Gym teachers appear to be the best choice to run these programs: “Interventions that involved someone with specialized training in physical education had more positive outcomes then, say, a home room teacher or general education teacher,” Dobbins said.

Parents also are a big part of the fitness picture, and many programs sought to increase their involvement.

Programs tried to increase physical activity and health education beyond the realm of PE class, to encompass the entire curriculum; for example, by incorporating discussions on healthy eating and physical activity in science class. Other programs carried over into school cafeterias, which provided healthier food choices.

Dobbins said the review’s take-home message “is rethinking the school day so that there are more opportunities throughout the day for kids to be active.”

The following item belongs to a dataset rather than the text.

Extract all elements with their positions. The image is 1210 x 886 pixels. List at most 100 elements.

There was pushback by non-physical education staff, Dobbins said. “There was some reaction from teachers that there is already a full curriculum and finding the time and resources to also focus on physical activity and healthy eating can be difficult.”

This does not surprise AHA’s Pate: “Time and resources are huge issues. There are only so many hours in a school day, so many dollars in a school budget. Part of the issue is priorities. As a society we have to ask ourselves, what is most important for our children?”

All reviewed studies included a control group of school or schools that did not receive the intervention. Most studies took place in urban areas, with the majority in the United States, but also in Europe, Australia and Russia.

Elementary schools received the most attention, with programs ranging from five weeks to six ears. The study with the longest follow-up period found no initial improvement, but did see delayed effects.

In that study, “they intervened with these kids when they were very young,” Dobbins said. “Eleven years later, the researchers compared participants who did and did not have the intervention. As young adults, those who had received the intervention in childhood are now more physically active.”

The AHA supports passage of the Fitness Integrated with Teaching Kids (FIT Kids) Act, intended to amend No Child Left Behind with changes to improve physical and health education, including reporting requirements for schools, districts and states. “This legislation would bring a much higher level of scrutiny to the nation’s physical education program,” Pate said.